Facebook Data Mining by Stephen Wolfram
Stephen Wolfram data mines anonymized Facebook data from over a million people who used Wolfram|Alpha personal facebook analytics. See what he found and how you can analyze your facebook data.
By Gregory Piatetsky-Shapiro, Apr 25, 2013.
Stephen Wolfram is a brilliant scientist, the founder of Mathematica, and more recently of Wolfram Alpha, which has many intelligent and knowledge reasoning capabilities. A recent addition is Wolfram|Alpha Personal Analytics for Facebook. You can analyze your own Facebook graph for free, and over a million people have done it.
Wolfram is collecting anonymized statistics, and also launched a Data Donor program that allows people to contribute data for research purposes. In a recent blog Stephen Wolfram analyzes this data and reports interesting findings.
He found that on average, people have 342 friends on Facebook.
Here is a graph showing the number of friends vs. age.
We note that the number of Facebook friends peaks when a person is around 18-20 years, and slowly declines afterward. Is it a reflection of social trends or an artifact of Facebook being more popular among younger people? Or something else?
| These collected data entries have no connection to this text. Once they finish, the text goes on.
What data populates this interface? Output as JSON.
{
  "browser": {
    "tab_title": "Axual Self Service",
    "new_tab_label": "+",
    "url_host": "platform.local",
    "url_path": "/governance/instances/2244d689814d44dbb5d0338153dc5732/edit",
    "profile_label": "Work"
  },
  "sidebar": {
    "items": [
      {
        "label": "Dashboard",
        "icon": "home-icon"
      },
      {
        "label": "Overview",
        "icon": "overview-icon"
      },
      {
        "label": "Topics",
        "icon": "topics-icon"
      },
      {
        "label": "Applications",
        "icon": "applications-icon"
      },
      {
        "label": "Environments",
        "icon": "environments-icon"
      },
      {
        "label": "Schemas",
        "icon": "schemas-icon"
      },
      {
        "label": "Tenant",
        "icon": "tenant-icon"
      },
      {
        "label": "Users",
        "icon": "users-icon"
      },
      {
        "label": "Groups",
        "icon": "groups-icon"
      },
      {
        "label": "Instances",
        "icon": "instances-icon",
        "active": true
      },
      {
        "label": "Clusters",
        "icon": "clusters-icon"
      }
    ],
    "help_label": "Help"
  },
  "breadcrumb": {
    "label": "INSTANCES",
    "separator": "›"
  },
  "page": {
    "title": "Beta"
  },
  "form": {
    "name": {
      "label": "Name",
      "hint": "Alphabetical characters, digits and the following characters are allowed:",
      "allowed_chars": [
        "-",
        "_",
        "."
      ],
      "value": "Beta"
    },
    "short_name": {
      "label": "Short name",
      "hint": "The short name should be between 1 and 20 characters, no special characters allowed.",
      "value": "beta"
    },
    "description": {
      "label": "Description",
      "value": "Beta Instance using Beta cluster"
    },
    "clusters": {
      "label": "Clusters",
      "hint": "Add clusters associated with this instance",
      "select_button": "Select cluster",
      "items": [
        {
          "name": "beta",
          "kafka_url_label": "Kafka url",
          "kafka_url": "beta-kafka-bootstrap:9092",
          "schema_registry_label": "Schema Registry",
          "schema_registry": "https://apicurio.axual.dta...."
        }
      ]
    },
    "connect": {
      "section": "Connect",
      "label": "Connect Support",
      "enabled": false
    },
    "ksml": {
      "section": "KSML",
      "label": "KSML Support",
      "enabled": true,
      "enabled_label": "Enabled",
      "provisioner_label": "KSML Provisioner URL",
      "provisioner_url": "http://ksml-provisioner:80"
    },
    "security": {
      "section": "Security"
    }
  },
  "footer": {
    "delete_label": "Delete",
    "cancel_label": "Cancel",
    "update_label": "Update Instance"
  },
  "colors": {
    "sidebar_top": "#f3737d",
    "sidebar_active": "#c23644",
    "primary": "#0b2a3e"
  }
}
See also NYTimes perspective: Looking at Facebook's Friend and Relationship Status Through Big Data
Here is a word cloud from KDnuggets facebook postings, generated by Wolfram Alpha.
"Big Data", "Data Science", "Data Mining", Analytics are the most popular topics.
Facebook personal analytics report also includes breakdown by time, post length, most liked posts, relationships of friends, and much more.
Comments from the web
From Business Analytics LinkedIn group: Tom Barker
The peak at age 20 has to do with the adoption and use of Facebook for what it was originally intended - creating circles to ease the college course work load. The more connections you have in college courses the easier you're life will be - notes, previous exams, ect. The decline is from older people generally adding more family and less friends to Facebook.
From Advanced Business Analytics, Data Mining and Predictive Modeling LinkedIn group: Dan Rice
I have not read the book, so my comments should be taken with that in mind. But, what strikes me from the example given of one of the most interesting findings (the chart of the number of friends as a function of age) is that this is something that would be found with probably at most 1000-5000 observations instead of 100 million observations, at least with methods that avoid error in predictive modeling and thus easily allow the modeling of nonlinear effects in small samples..
I would be interested in knowing what findings resulted specifically because of the 100 million observations that would not have been possible with small representative samples of data.